Skip to content

Challenge Overview

This document outlines the proposed design for a system addressing the data engineering challenge presented. The core objective is to design and plan the implementation of a scalable web scraping system focused on collecting publicly available job listing data across various sources.

Project Focus:

The specific application domain for this design is the collection of job postings from:

  • Multiple job boards (e.g., LinkedIn, Indeed, specific industry boards).
  • Various industry sectors.
  • Different geographic locations/cities.
  • A diverse set of roles and job titles.

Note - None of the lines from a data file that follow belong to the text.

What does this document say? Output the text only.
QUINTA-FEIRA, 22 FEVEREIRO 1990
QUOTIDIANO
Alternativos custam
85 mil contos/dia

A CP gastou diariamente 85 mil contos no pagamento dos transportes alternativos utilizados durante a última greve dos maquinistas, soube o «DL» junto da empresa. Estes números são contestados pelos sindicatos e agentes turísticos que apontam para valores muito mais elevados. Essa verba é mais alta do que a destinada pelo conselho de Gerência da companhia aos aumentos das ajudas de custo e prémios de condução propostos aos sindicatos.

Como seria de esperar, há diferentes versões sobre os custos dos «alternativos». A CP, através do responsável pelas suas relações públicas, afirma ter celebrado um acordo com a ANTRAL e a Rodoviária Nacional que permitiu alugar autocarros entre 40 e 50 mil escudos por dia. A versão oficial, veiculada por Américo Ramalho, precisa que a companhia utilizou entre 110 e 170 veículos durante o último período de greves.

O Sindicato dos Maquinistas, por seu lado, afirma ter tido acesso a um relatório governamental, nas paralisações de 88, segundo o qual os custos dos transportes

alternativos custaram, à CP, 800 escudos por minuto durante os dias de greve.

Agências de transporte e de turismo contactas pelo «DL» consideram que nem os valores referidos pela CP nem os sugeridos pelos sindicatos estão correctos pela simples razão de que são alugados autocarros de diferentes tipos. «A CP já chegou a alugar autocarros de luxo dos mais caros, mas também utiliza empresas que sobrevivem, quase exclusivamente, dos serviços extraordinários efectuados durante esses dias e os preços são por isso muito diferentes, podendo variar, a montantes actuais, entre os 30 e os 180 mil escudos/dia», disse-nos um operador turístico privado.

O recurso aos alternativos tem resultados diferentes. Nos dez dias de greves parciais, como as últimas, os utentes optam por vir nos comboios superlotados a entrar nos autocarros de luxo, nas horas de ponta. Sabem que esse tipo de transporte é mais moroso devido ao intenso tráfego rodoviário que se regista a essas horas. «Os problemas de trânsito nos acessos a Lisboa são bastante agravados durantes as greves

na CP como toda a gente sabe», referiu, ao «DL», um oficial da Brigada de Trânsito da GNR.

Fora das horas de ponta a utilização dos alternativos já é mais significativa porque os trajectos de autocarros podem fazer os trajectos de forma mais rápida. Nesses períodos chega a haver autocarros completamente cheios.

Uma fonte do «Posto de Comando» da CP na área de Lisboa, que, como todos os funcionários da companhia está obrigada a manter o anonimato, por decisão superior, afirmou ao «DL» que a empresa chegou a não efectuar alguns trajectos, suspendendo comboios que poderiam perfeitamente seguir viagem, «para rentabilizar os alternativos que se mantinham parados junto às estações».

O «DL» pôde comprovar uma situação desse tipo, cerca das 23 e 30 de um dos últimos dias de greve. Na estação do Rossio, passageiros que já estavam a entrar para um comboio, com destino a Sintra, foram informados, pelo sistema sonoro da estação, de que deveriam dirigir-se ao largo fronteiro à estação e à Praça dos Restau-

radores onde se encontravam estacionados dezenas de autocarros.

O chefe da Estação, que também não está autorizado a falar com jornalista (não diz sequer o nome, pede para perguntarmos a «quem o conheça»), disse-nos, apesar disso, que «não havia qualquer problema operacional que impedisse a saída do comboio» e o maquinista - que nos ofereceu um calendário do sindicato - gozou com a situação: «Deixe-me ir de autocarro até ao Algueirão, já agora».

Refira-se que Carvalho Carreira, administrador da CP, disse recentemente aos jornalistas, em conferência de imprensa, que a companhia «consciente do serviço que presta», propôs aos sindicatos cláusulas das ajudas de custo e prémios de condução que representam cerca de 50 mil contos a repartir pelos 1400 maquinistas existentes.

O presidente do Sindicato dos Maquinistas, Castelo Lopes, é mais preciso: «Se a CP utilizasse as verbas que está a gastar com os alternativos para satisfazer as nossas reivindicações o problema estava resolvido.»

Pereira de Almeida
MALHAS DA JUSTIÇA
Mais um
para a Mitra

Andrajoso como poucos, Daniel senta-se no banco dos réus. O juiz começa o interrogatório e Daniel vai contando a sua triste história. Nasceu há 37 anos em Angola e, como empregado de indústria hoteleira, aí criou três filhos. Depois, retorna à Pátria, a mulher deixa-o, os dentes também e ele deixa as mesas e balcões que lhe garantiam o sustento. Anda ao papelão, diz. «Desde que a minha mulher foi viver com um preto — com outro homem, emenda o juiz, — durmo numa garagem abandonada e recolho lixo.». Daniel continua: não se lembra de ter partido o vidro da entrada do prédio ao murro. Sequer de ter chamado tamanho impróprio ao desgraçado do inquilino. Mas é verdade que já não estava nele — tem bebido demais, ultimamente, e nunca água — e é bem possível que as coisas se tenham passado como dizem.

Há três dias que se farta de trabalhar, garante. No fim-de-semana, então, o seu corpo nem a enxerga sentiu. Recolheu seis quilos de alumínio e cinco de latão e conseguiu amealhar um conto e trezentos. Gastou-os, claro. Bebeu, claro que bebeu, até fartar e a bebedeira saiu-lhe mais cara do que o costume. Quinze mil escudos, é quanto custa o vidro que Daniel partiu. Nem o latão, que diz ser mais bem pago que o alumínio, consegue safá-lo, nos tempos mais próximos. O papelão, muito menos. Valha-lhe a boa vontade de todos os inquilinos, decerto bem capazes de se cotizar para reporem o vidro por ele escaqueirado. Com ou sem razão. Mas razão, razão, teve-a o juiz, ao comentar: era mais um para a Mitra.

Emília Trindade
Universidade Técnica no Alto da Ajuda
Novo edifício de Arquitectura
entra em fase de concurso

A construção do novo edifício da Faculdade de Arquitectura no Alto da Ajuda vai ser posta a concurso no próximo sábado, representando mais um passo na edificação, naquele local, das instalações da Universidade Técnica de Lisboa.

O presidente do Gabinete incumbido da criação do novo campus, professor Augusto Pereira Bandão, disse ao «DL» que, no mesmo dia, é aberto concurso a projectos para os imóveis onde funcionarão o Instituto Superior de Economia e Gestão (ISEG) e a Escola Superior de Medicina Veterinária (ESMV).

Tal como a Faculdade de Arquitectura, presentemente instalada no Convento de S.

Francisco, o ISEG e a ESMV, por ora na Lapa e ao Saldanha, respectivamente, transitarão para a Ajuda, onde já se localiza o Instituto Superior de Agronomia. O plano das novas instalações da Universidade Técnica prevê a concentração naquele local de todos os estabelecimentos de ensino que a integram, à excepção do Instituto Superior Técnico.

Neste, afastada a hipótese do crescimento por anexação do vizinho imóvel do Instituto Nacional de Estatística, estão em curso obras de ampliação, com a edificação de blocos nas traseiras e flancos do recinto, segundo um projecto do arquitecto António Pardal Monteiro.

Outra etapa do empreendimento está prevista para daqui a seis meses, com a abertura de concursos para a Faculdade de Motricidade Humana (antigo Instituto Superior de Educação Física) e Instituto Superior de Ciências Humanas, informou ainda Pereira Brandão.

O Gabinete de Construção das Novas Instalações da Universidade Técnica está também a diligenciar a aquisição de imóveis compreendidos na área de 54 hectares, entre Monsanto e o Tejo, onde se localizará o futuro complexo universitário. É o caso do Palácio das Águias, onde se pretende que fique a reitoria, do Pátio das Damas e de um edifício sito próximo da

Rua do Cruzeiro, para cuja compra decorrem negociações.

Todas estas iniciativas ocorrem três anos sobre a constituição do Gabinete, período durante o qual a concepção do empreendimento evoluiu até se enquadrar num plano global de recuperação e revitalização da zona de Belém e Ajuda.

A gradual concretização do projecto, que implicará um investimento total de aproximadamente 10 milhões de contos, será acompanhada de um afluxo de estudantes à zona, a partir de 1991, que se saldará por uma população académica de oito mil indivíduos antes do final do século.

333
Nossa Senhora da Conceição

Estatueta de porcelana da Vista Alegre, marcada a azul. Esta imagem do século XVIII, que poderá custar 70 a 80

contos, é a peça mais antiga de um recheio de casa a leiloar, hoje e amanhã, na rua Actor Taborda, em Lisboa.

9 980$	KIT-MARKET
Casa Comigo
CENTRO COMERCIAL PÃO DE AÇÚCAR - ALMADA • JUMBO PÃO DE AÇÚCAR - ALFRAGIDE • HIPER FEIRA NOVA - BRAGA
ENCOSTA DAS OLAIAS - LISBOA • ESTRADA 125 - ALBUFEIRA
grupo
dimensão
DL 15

Core Tasks Addressed (Based on Exercise 1 & 2):

  1. Web Scraping Strategy & Implementation (Exercise 1):

    • Define an approach to identify relevant websites and scrape job data efficiently and ethically.
    • Plan for handling common scraping challenges like dynamic content loading, pagination, rate limiting, and anti-scraping measures.
    • Design a data model for storing the collected information (both raw and structured).
    • Address data quality concerns like duplicates and missing values during collection.
    • Select and justify appropriate programming languages, libraries, and frameworks (e.g., Python, Scrapy, Playwright, Requests).
    • Outline storage solutions for raw scraped data (e.g., S3).
  2. Data Processing & Optimization (Exercise 2):

    • Design a workflow to clean, standardize, and preprocess the scraped data for usability.
    • Plan steps required if the data were to be used for machine learning applications (e.g., text processing, feature extraction).
    • Outline strategies for optimizing the scraping and processing system for large-scale data collection and long-term efficiency (e.g., caching, parallel processing, monitoring).
    • Define storage solutions for processed, structured data suitable for analysis (e.g., PostgreSQL).

The ultimate goal is to propose a robust, scalable, and maintainable architecture capable of collecting, processing, and storing valuable job market data for further analysis or application development.